Since MXE is not itself reproducible differences may come from MXE itself, which may need fixes as explained above. This is annoying and hopefully will be easier once they ship GCC6. To debug I unzip the different .zip-s, upx -d my .exe-s, and run diffoscope.
I use various tricks (stable ordering, stable timestamping, metadata cleaning) to make the final .zip reproducible as well. Post-processing tools would be an alternative if they were fixed.
reprotest
Any process is moot if it can't be tested.
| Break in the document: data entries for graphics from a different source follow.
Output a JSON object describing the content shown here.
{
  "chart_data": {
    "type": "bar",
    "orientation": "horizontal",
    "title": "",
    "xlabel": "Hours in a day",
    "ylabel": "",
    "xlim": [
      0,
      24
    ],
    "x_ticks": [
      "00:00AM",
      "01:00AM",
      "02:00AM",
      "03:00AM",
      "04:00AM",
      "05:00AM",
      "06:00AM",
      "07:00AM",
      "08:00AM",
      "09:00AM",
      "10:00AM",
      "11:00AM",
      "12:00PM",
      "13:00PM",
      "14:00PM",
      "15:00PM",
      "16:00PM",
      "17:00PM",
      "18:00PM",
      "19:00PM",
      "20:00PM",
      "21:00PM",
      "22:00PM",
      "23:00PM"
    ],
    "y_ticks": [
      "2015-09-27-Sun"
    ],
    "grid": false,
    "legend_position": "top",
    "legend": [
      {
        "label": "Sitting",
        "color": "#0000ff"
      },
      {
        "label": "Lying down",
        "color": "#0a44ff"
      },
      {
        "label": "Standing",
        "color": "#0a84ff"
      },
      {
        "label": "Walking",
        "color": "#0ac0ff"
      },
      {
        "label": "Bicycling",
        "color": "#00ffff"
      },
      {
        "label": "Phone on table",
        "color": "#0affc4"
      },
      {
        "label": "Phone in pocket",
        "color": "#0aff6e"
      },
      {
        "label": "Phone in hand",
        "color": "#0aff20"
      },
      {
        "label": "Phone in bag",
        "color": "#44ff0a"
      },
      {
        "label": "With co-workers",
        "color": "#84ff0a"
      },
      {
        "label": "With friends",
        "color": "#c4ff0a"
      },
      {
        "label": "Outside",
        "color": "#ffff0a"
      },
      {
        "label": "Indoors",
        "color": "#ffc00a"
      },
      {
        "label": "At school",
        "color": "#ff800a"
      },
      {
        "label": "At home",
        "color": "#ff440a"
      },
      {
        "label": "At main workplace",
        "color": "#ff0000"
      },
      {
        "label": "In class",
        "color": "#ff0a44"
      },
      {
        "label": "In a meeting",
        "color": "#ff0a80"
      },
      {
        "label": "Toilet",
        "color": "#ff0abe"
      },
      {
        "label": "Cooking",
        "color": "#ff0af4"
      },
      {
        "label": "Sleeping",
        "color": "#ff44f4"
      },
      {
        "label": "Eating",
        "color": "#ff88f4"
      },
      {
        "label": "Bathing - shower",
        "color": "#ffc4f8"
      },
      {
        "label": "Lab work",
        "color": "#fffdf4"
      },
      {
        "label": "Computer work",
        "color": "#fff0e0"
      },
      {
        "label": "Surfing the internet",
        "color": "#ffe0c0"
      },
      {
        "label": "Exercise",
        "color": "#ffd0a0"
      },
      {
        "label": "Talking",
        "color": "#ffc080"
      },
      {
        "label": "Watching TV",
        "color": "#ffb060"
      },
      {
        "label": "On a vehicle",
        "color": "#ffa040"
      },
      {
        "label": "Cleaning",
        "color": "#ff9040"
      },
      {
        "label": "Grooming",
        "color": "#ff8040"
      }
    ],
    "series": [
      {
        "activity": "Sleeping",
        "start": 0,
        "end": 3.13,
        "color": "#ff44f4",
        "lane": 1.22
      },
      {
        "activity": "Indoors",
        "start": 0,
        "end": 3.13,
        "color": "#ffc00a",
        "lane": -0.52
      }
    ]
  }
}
reprotest helps by running 2 successive compilations with varying factors (build path, file system ordering, etc.), and check that we get the exact same binary. As a trade-off, I don't run it on the full build environment, just on the project itself. I plugged reprotest to the Docker container by running a sshd on the fly. I have another Makefile target to run reprotest in my host system where I also installed MXE, so I can compare results and sometimes find differences (e.g. due to using a different filesystem). In addition this is faster for debugging since changing anything in the early Dockerfile steps means a full 1h rebuild.
Copy-on-release
At release time I make a copy of the directory that contains all the self-contained build scripts and the Dockerfile, and rename it after the new release version. I'll continue improving upon the reproducible build system in the 'snapshot' directory, but the versioned directory will stay as-is and can be used in the future to get the same bit-for-bit identical .exe anytime.
This is the technique I used in my Android Rebuilds project.
Other platforms
For now I don't control the build process for other platforms: distros have their own autobuilders, so does F-Droid. Their problem :P
I have plans to make reproducible GNU/Linux AppImage-based builds in the future though. I should be able to use a finer-grained, per-dependency process rather than the huge MXE-based chunk I currently do.
I hope this helps other projects provide reproducible binaries directly! Comments/suggestions welcome.